Normalde seçimlere bu kadar az zaman kaldığı zaman, biz gazetecilerin aday adayları arasında papatya falı açmamız lazımdı. Ben hayatımda hiçbir seçimi bu kadar “Kesat” görmedim.
Normalde seçimlere bu kadar az zaman kaldığı zaman, biz gazetecilerin aday adayları arasında papatya falı açmamız lazımdı. Ben hayatımda hiçbir seçimi bu kadar “Kesat” görmedim.
Aday adaylarının az olmasının sebepleri tartışılıyor. Bana kalırsa özellikle bürokrasiden gelenlerin aday adaylığını açıklayamamasının altında bir duygu yatıyor; korku…

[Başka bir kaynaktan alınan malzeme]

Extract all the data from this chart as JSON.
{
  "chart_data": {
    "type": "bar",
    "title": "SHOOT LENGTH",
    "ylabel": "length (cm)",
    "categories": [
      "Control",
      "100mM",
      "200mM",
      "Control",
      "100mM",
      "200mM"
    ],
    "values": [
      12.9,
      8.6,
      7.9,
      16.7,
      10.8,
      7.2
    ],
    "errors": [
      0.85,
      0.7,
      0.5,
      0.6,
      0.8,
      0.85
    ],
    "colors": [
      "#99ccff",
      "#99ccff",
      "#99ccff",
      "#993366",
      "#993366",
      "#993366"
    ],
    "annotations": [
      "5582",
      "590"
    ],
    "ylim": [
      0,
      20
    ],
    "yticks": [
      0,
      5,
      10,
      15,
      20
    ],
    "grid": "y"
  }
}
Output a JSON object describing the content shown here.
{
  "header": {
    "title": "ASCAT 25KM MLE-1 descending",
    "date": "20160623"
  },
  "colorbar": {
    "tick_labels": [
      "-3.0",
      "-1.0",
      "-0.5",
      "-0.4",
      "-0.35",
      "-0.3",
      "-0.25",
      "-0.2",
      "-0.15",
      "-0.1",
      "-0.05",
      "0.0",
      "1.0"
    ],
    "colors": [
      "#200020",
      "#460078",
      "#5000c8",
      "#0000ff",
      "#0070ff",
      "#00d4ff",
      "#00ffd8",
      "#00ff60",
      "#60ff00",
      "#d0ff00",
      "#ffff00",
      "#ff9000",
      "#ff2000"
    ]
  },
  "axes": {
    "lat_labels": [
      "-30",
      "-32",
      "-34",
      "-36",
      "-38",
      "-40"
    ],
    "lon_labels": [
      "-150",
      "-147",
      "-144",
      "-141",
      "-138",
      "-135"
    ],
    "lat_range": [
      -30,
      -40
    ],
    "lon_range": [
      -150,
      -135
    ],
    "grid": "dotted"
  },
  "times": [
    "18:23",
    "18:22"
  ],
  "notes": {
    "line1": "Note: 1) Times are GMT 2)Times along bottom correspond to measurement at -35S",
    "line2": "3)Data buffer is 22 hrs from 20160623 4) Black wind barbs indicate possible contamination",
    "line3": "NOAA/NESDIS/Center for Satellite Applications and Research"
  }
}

Muhalefet cenahından aday olmayı düşünen bürokratlardan artık neredeyse kalmadı. Şu anda yaşadığımız düzene “Parti – Devlet” diyenler de var. Artık bürokraside devletine hizmet edenler arasında muhalif isim bulmak çok zor. Az sayıdaki muhalifin ise CHP veya İYİ Parti sıralarından aday adaylıklarını açıklaması için mangal gibi yüreğinin olması lazım. Şunu unutmamak lazım; aday adayı olmak demek, aday olmak demek değil. Aday olmak demek de milletvekili seçilmek demek değil. Siz bir bürokrat olarak aday adayı olup da milletvekili olamazsanız başınıza neler gelir farkında mısınız? Seçimler bittikten sonra mülki amirleriniz üzerinizden silindir gibi geçmez mi zannediyorsunuz?
Gelelim iktidar cenahından aday adayı olmak isteyenlere… Arkalarından kapı gibi Saray olan bu bürokratların da işinin rahat olduğunu düşünmeyin.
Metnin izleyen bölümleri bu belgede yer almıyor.